This invention relates to semiconductive materials, particularly to the conversion of such materials to change their characteristics, and more particularly to the conversion of a limited region of a semiconductive material to permit conduction in solar cells.
It is standard practice to form solar cells by depositing successive patterned layers upon a substrate. Alternatively, the layers are patterned after deposition by removing selected portions to form individual solar cells. The resulting cells are joined externally to form solar arrays. An example is provided by the Borden U.S. Pat. No. 4,278,473. Such arrays are expensive and difficult to manufacture. The patterning processes also reduce the active areas of the cells.
Another type of solar cell is described in the Kuwano et al U.S. Pat. No. 4,281,208 where an unpatterned active layer has electrical interconnections beyond the edge of the layer. This unpatterned structure is easier to manufacture than patterned structures. It is, however, limited in size by the electrode sheet resistance because the interconnection is made at the ends of the cells. As a result, such a panel is impractical for most uses.
Still another type of solar cell is disclosed in Morel et al U.S. Pat. No. 4,517,403 where a continuous semiconductive film carries front and back electrodes. Electrical connection between the electrodes is said to be provided directly through the film itself by diffusion of metal through the film. In particular, Morel uses "stitch bars" on one set of electrodes over which a semiconductive film extends continuously and completely. The stitch bars are tall and rough compared to the thickness of the film. Otherwise the desired conductive passage through the film will not exist. Where the stitch bars are relatively high the application of heat supposedly can cause diffusion of the electrode material, and possibly the material of the stitch bars, into the semiconductive film. The resulting diffused region is allegedly more conductive than the bulk of the film and is said to enhance cell interconnection. The conductive metallic materials allegedly may diffuse into the film as discrete atoms or exist as particulates occupying interstitial sites within the film. It is desirable to apply the heat only at localized areas within preselected areas. A laser beam may be used to melt the contact and the film material to form a eutectic composition of the two materials, or the laser beam may simply heat the materials enough to enhance diffusion.

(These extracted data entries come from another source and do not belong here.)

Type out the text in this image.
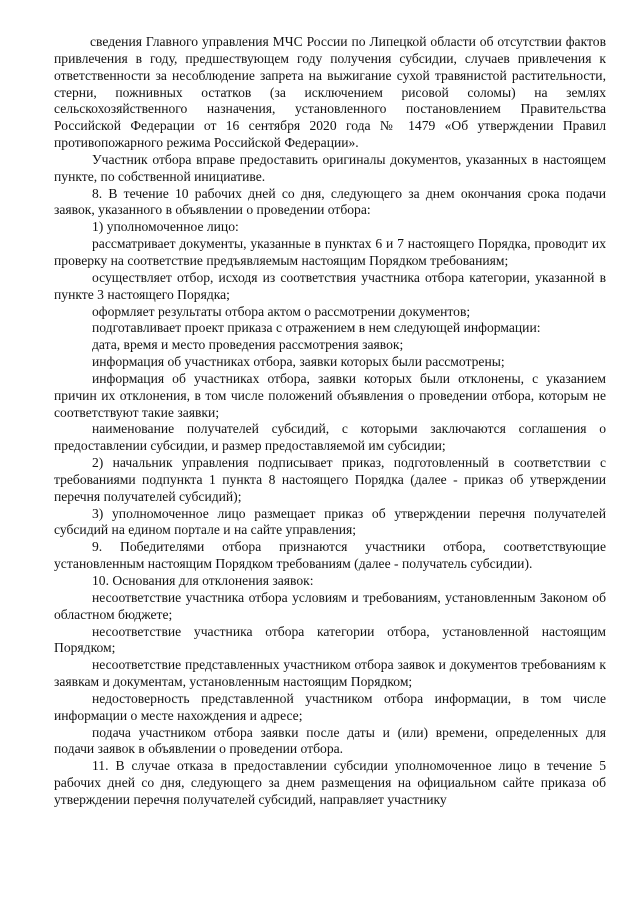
сведения Главного управления МЧС России по Липецкой области об отсутствии фактов привлечения в году, предшествующем году получения субсидии, случаев привлечения к ответственности за несоблюдение запрета на выжигание сухой травянистой растительности, стерни, пожнивных остатков (за исключением рисовой соломы) на землях сельскохозяйственного назначения, установленного постановлением Правительства Российской Федерации от 16 сентября 2020 года № 1479 «Об утверждении Правил противопожарного режима Российской Федерации».

Участник отбора вправе предоставить оригиналы документов, указанных в настоящем пункте, по собственной инициативе.

8. В течение 10 рабочих дней со дня, следующего за днем окончания срока подачи заявок, указанного в объявлении о проведении отбора:

1) уполномоченное лицо:

рассматривает документы, указанные в пунктах 6 и 7 настоящего Порядка, проводит их проверку на соответствие предъявляемым настоящим Порядком требованиям;

осуществляет отбор, исходя из соответствия участника отбора категории, указанной в пункте 3 настоящего Порядка;

оформляет результаты отбора актом о рассмотрении документов;

подготавливает проект приказа с отражением в нем следующей информации:

дата, время и место проведения рассмотрения заявок;

информация об участниках отбора, заявки которых были рассмотрены;

информация об участниках отбора, заявки которых были отклонены, с указанием причин их отклонения, в том числе положений объявления о проведении отбора, которым не соответствуют такие заявки;

наименование получателей субсидий, с которыми заключаются соглашения о предоставлении субсидии, и размер предоставляемой им субсидии;

2) начальник управления подписывает приказ, подготовленный в соответствии с требованиями подпункта 1 пункта 8 настоящего Порядка (далее - приказ об утверждении перечня получателей субсидий);

3) уполномоченное лицо размещает приказ об утверждении перечня получателей субсидий на едином портале и на сайте управления;

9. Победителями отбора признаются участники отбора, соответствующие установленным настоящим Порядком требованиям (далее - получатель субсидии).

10. Основания для отклонения заявок:

несоответствие участника отбора условиям и требованиям, установленным Законом об областном бюджете;

несоответствие участника отбора категории отбора, установленной настоящим Порядком;

несоответствие представленных участником отбора заявок и документов требованиям к заявкам и документам, установленным настоящим Порядком;

недостоверность представленной участником отбора информации, в том числе информации о месте нахождения и адресе;

подача участником отбора заявки после даты и (или) времени, определенных для подачи заявок в объявлении о проведении отбора.

11. В случае отказа в предоставлении субсидии уполномоченное лицо в течение 5 рабочих дней со дня, следующего за днем размещения на официальном сайте приказа об утверждении перечня получателей субсидий, направляет участнику
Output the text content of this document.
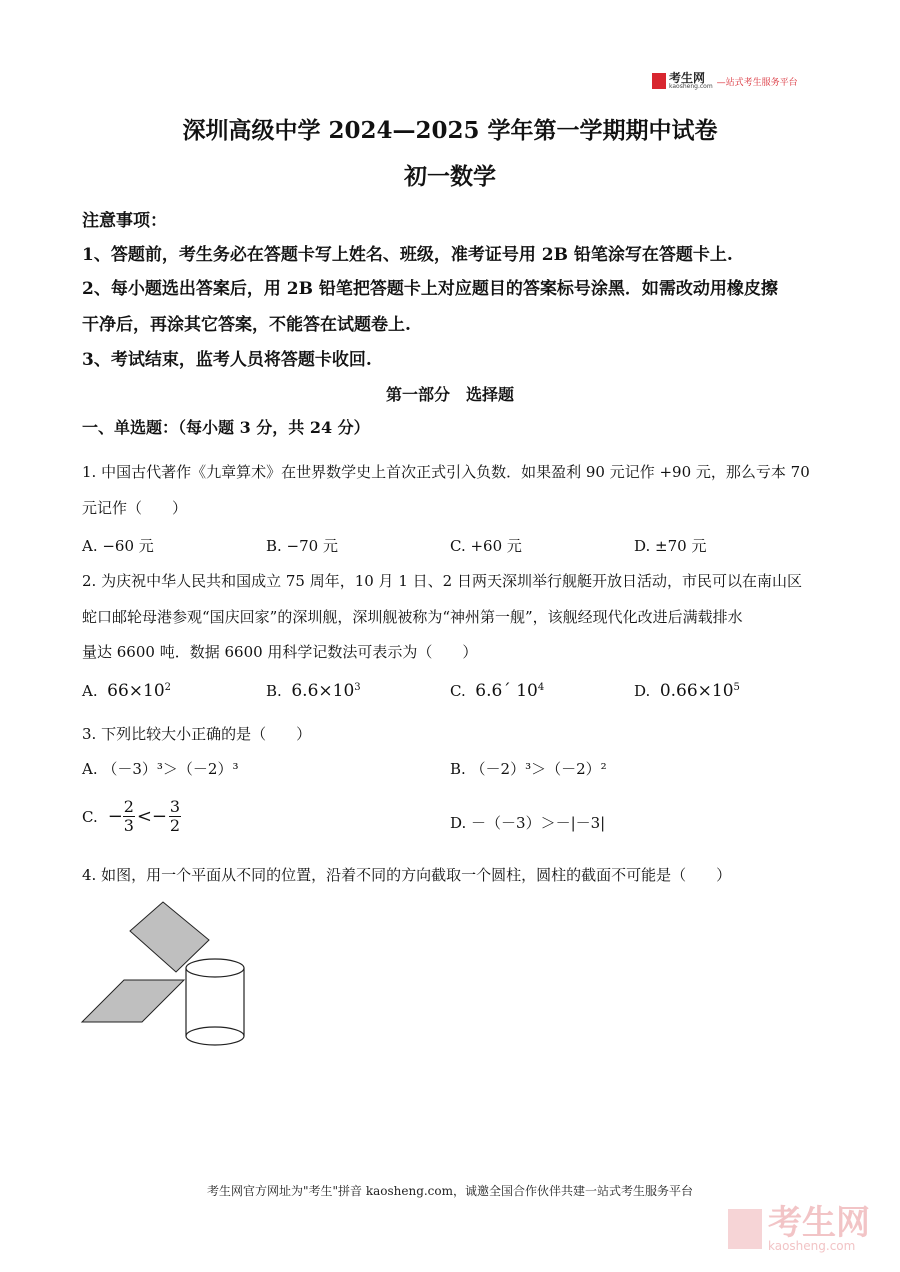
考生网
kaosheng.com —站式考生服务平台
深圳高级中学 2024—2025 学年第一学期期中试卷
初一数学
注意事项：
1、答题前，考生务必在答题卡写上姓名、班级，准考证号用 2B 铅笔涂写在答题卡上.
2、每小题选出答案后，用 2B 铅笔把答题卡上对应题目的答案标号涂黑．如需改动用橡皮擦
干净后，再涂其它答案，不能答在试题卷上.
3、考试结束，监考人员将答题卡收回.
第一部分　选择题
一、单选题：（每小题 3 分，共 24 分）
1. 中国古代著作《九章算术》在世界数学史上首次正式引入负数．如果盈利 90 元记作 +90 元，那么亏本 70
元记作（　　）
A. −60 元	B. −70 元	C. +60 元	D. ±70 元
2. 为庆祝中华人民共和国成立 75 周年，10 月 1 日、2 日两天深圳举行舰艇开放日活动，市民可以在南山区
蛇口邮轮母港参观“国庆回家”的深圳舰，深圳舰被称为“神州第一舰”，该舰经现代化改进后满载排水
量达 6600 吨．数据 6600 用科学记数法可表示为（　　）
A. $66\times 10^2$	B. $6.6\times 10^3$	C. 6.6´ $10^4$	D. $0.66\times 10^5$
3. 下列比较大小正确的是（　　）
A. （－3）³＞（－2）³	B. （－2）³＞（－2）²
C. − $\frac{2}{3} <- \frac{3}{2}$	D. －（－3）＞－|－3|
4. 如图，用一个平面从不同的位置，沿着不同的方向截取一个圆柱，圆柱的截面不可能是（　　）
考生网官方网址为"考生"拼音 kaosheng.com，诚邀全国合作伙伴共建一站式考生服务平台
考生网
kaosheng.com
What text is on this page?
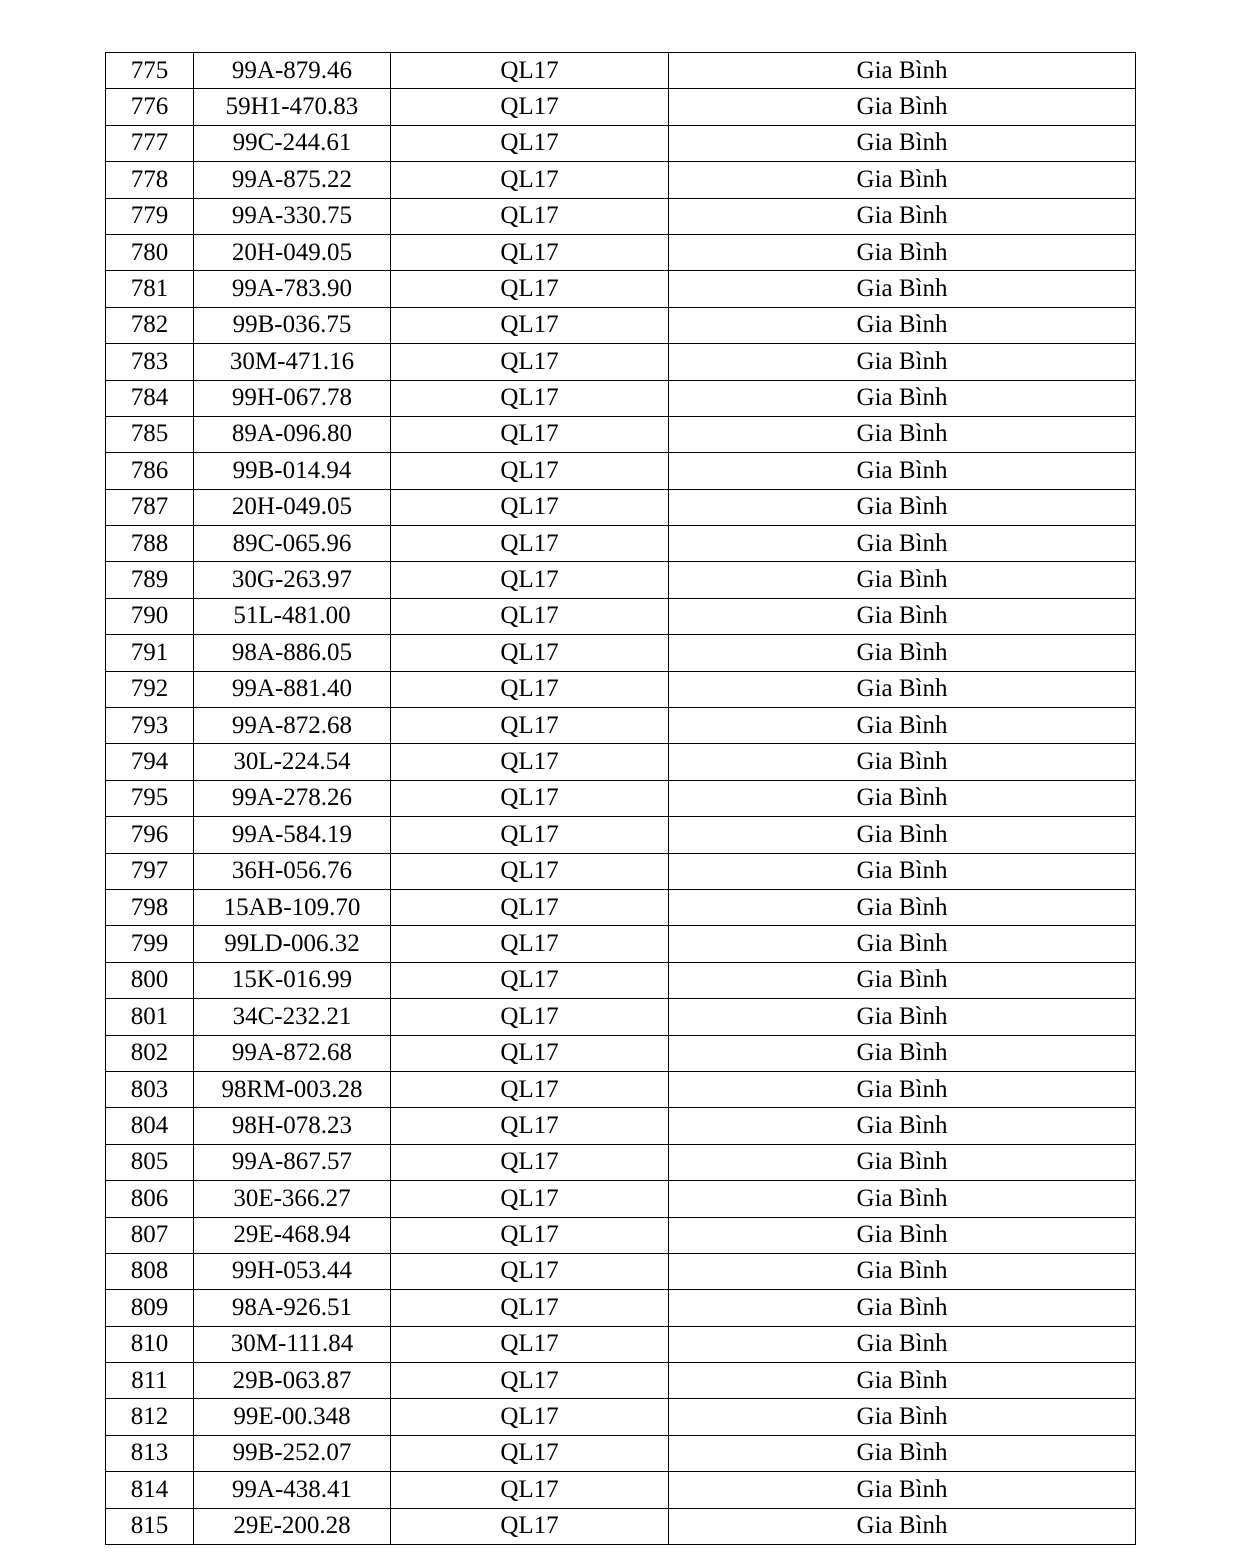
775	99A-879.46	QL17	Gia Bình
776	59H1-470.83	QL17	Gia Bình
777	99C-244.61	QL17	Gia Bình
778	99A-875.22	QL17	Gia Bình
779	99A-330.75	QL17	Gia Bình
780	20H-049.05	QL17	Gia Bình
781	99A-783.90	QL17	Gia Bình
782	99B-036.75	QL17	Gia Bình
783	30M-471.16	QL17	Gia Bình
784	99H-067.78	QL17	Gia Bình
785	89A-096.80	QL17	Gia Bình
786	99B-014.94	QL17	Gia Bình
787	20H-049.05	QL17	Gia Bình
788	89C-065.96	QL17	Gia Bình
789	30G-263.97	QL17	Gia Bình
790	51L-481.00	QL17	Gia Bình
791	98A-886.05	QL17	Gia Bình
792	99A-881.40	QL17	Gia Bình
793	99A-872.68	QL17	Gia Bình
794	30L-224.54	QL17	Gia Bình
795	99A-278.26	QL17	Gia Bình
796	99A-584.19	QL17	Gia Bình
797	36H-056.76	QL17	Gia Bình
798	15AB-109.70	QL17	Gia Bình
799	99LD-006.32	QL17	Gia Bình
800	15K-016.99	QL17	Gia Bình
801	34C-232.21	QL17	Gia Bình
802	99A-872.68	QL17	Gia Bình
803	98RM-003.28	QL17	Gia Bình
804	98H-078.23	QL17	Gia Bình
805	99A-867.57	QL17	Gia Bình
806	30E-366.27	QL17	Gia Bình
807	29E-468.94	QL17	Gia Bình
808	99H-053.44	QL17	Gia Bình
809	98A-926.51	QL17	Gia Bình
810	30M-111.84	QL17	Gia Bình
811	29B-063.87	QL17	Gia Bình
812	99E-00.348	QL17	Gia Bình
813	99B-252.07	QL17	Gia Bình
814	99A-438.41	QL17	Gia Bình
815	29E-200.28	QL17	Gia Bình
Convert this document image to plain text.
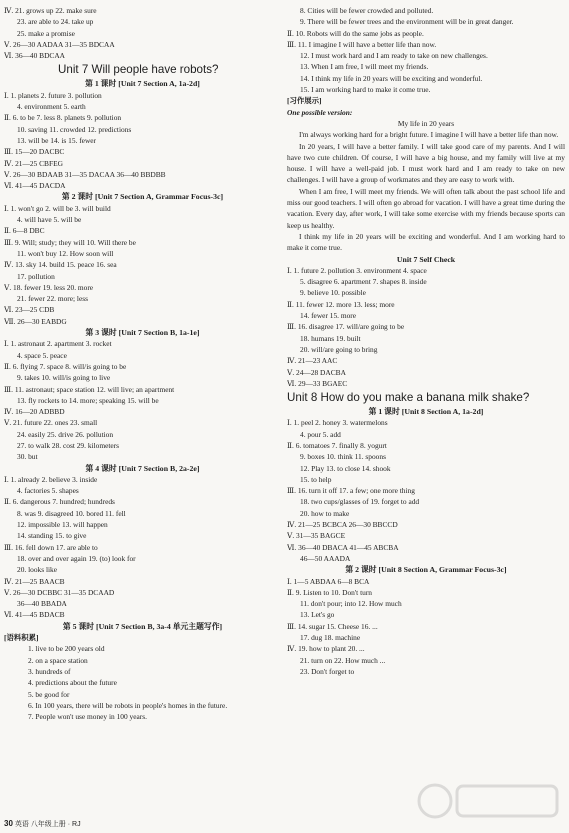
Ⅳ. 21. grows up 22. make sure
23. are able to 24. take up
25. make a promise
Ⅴ. 26—30 AADAA 31—35 BDCAA
Ⅵ. 36—40 BDCAA
Unit 7 Will people have robots?
第 1 课时 [Unit 7 Section A, 1a-2d]
Ⅰ. 1. planets 2. future 3. pollution
4. environment 5. earth
Ⅱ. 6. to be 7. less 8. planets 9. pollution
10. saving 11. crowded 12. predictions
13. will be 14. is 15. fewer
Ⅲ. 15—20 DACBC
Ⅳ. 21—25 CBFEG
Ⅴ. 26—30 BDAAB 31—35 DACAA 36—40 BBDBB
Ⅵ. 41—45 DACDA
第 2 课时 [Unit 7 Section A, Grammar Focus-3c]
Ⅰ. 1. won't go 2. will be 3. will build
4. will have 5. will be
Ⅱ. 6—8 DBC
Ⅲ. 9. Will; study; they will 10. Will there be
11. won't buy 12. How soon will
Ⅳ. 13. sky 14. build 15. peace 16. sea
17. pollution
Ⅴ. 18. fewer 19. less 20. more
21. fewer 22. more; less
Ⅵ. 23—25 CDB
Ⅶ. 26—30 EABDG
第 3 课时 [Unit 7 Section B, 1a-1e]
Ⅰ. 1. astronaut 2. apartment 3. rocket
4. space 5. peace
Ⅱ. 6. flying 7. space 8. will/is going to be
9. takes 10. will/is going to live
Ⅲ. 11. astronaut; space station 12. will live; an apartment
13. fly rockets to 14. more; speaking 15. will be
Ⅳ. 16—20 ADBBD
Ⅴ. 21. future 22. ones 23. small
24. easily 25. drive 26. pollution
27. to walk 28. cost 29. kilometers
30. but
第 4 课时 [Unit 7 Section B, 2a-2e]
Ⅰ. 1. already 2. believe 3. inside
4. factories 5. shapes
Ⅱ. 6. dangerous 7. hundred; hundreds
8. was 9. disagreed 10. bored 11. fell
12. impossible 13. will happen
14. standing 15. to give
Ⅲ. 16. fell down 17. are able to
18. over and over again 19. (to) look for
20. looks like
Ⅳ. 21—25 BAACB
Ⅴ. 26—30 DCBBC 31—35 DCAAD
36—40 BBADA
Ⅵ. 41—45 BDACB
第 5 课时 [Unit 7 Section B, 3a-4 单元主题写作]
[语料积累]
1. live to be 200 years old
2. on a space station
3. hundreds of
4. predictions about the future
5. be good for
6. In 100 years, there will be robots in people's homes in the future.
7. People won't use money in 100 years.
8. Cities will be fewer crowded and polluted.
9. There will be fewer trees and the environment will be in great danger.
Ⅱ. 10. Robots will do the same jobs as people.
Ⅲ. 11. I imagine I will have a better life than now.
12. I must work hard and I am ready to take on new challenges.
13. When I am free, I will meet my friends.
14. I think my life in 20 years will be exciting and wonderful.
15. I am working hard to make it come true.
[习作展示]
One possible version:
My life in 20 years
I'm always working hard for a bright future. I imagine I will have a better life than now.
In 20 years, I will have a better family. I will take good care of my parents. And I will have two cute children. Of course, I will have a big house, and my family will live at my house. I will have a well-paid job. I must work hard and I am ready to take on new challenges. I will have a group of workmates and they are easy to work with.
When I am free, I will meet my friends. We will often talk about the past school life and miss our good teachers. I will often go abroad for vacation. I will have a great time during the vacation. Every day, after work, I will take some exercise with my friends because sports can keep us healthy.
I think my life in 20 years will be exciting and wonderful. And I am working hard to make it come true.
Unit 7 Self Check
Ⅰ. 1. future 2. pollution 3. environment 4. space
5. disagree 6. apartment 7. shapes 8. inside
9. believe 10. possible
Ⅱ. 11. fewer 12. more 13. less; more
14. fewer 15. more
Ⅲ. 16. disagree 17. will/are going to be
18. humans 19. built
20. will/are going to bring
Ⅳ. 21—23 AAC
Ⅴ. 24—28 DACBA
Ⅵ. 29—33 BGAEC
Unit 8 How do you make a banana milk shake?
第 1 课时 [Unit 8 Section A, 1a-2d]
Ⅰ. 1. peel 2. honey 3. watermelons
4. pour 5. add
Ⅱ. 6. tomatoes 7. finally 8. yogurt
9. boxes 10. think 11. spoons
12. Play 13. to close 14. shook
15. to help
Ⅲ. 16. turn it off 17. a few; one more thing
18. two cups/glasses of 19. forget to add
20. how to make
Ⅳ. 21—25 BCBCA 26—30 BBCCD
Ⅴ. 31—35 BAGCE
Ⅵ. 36—40 DBACA 41—45 ABCBA
46—50 AAADA
第 2 课时 [Unit 8 Section A, Grammar Focus-3c]
Ⅰ. 1—5 ABDAA 6—8 BCA
Ⅱ. 9. Listen to 10. Don't turn
11. don't pour; into 12. How much
13. Let's go
Ⅲ. 14. sugar 15. Cheese 16. ...
17. dug 18. machine
Ⅳ. 19. how to plant 20. ...
21. turn on 22. How much ...
23. Don't forget to
30 英语 八年级上册 · RJ
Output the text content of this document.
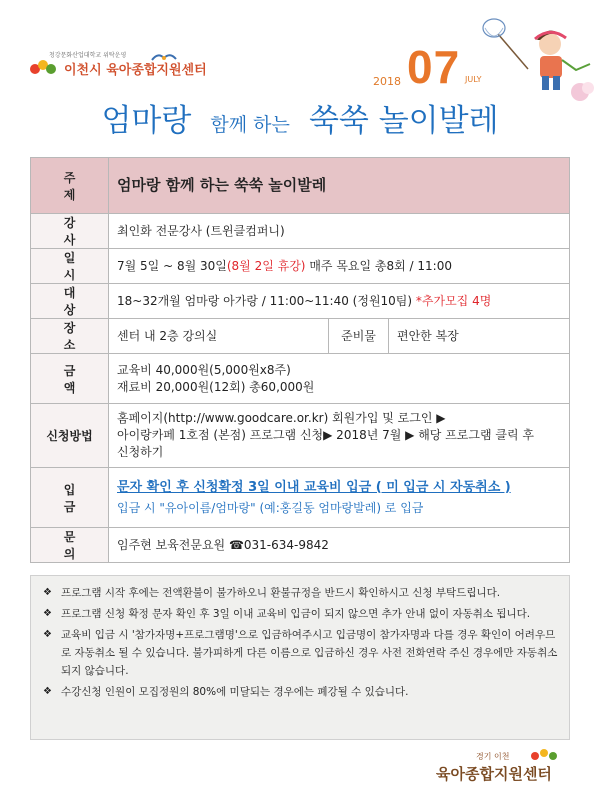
청강문화산업대학교 위탁운영
이천시 육아종합지원센터
2018 07 JULY
엄마랑 함께 하는 쑥쑥 놀이발레
주 제	엄마랑 함께 하는 쑥쑥 놀이발레		
강 사	최인화 전문강사 (트윈클컴퍼니)		
일 시	7월 5일 ~ 8월 30일(8월 2일 휴강) 매주 목요일 총8회 / 11:00		
대 상	18~32개월 엄마랑 아가랑 / 11:00~11:40 (정원10팀) *추가모집 4명		
장 소	센터 내 2층 강의실	준비물	편안한 복장
금 액	교육비 40,000원(5,000원x8주)
재료비 20,000원(12회) 총60,000원		

신청방법	홈페이지(http://www.goodcare.or.kr) 회원가입 및 로그인 ▶
아이랑카페 1호점 (본점) 프로그램 신청▶ 2018년 7월 ▶ 해당 프로그램 클릭 후
신청하기		

입 금	문자 확인 후 신청확정 3일 이내 교육비 입금 ( 미 입금 시 자동취소 )
입금 시 "유아이름/엄마랑" (예:홍길동 엄마랑발레) 로 입금		

문 의	임주현 보육전문요원 ☎031-634-9842		
❖ 프로그램 시작 후에는 전액환불이 불가하오니 환불규정을 반드시 확인하시고 신청 부탁드립니다.
❖ 프로그램 신청 확정 문자 확인 후 3일 이내 교육비 입금이 되지 않으면 추가 안내 없이 자동취소 됩니다.
❖ 교육비 입금 시 '참가자명+프로그램명'으로 입금하여주시고 입금명이 참가자명과 다를 경우 확인이 어려우므로 자동취소 될 수 있습니다. 불가피하게 다른 이름으로 입금하신 경우 사전 전화연락 주신 경우에만 자동취소 되지 않습니다.
❖ 수강신청 인원이 모집정원의 80%에 미달되는 경우에는 폐강될 수 있습니다.
경기 이천
육아종합지원센터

In practice, heating to produce diffusion does not operate satisfactorily. In particular, heating using a laser beam is incapable of providing the required diffusion. Consequently, in applications of the Morel disclosure it has been necessary to allow the stitch bars of one set of electrodes to extend completely through the semiconductive film into contact with another set of electrodes, since attempted interconnection by diffusion is unworkable.
Accordingly, it is an object of the invention to facilitate the interconnection of electrodes with respect to an intervening semiconductive layer. A related object is to facilitate the production of conductive regions in semiconductive materials.
Still another object of the invention is to overcome the difficulties and limitations associated with the prior art.
Another object is to overcome the difficulties associated with the technique described by Morel where the heating of metallic material is alleged to produce diffusion through an intervening film.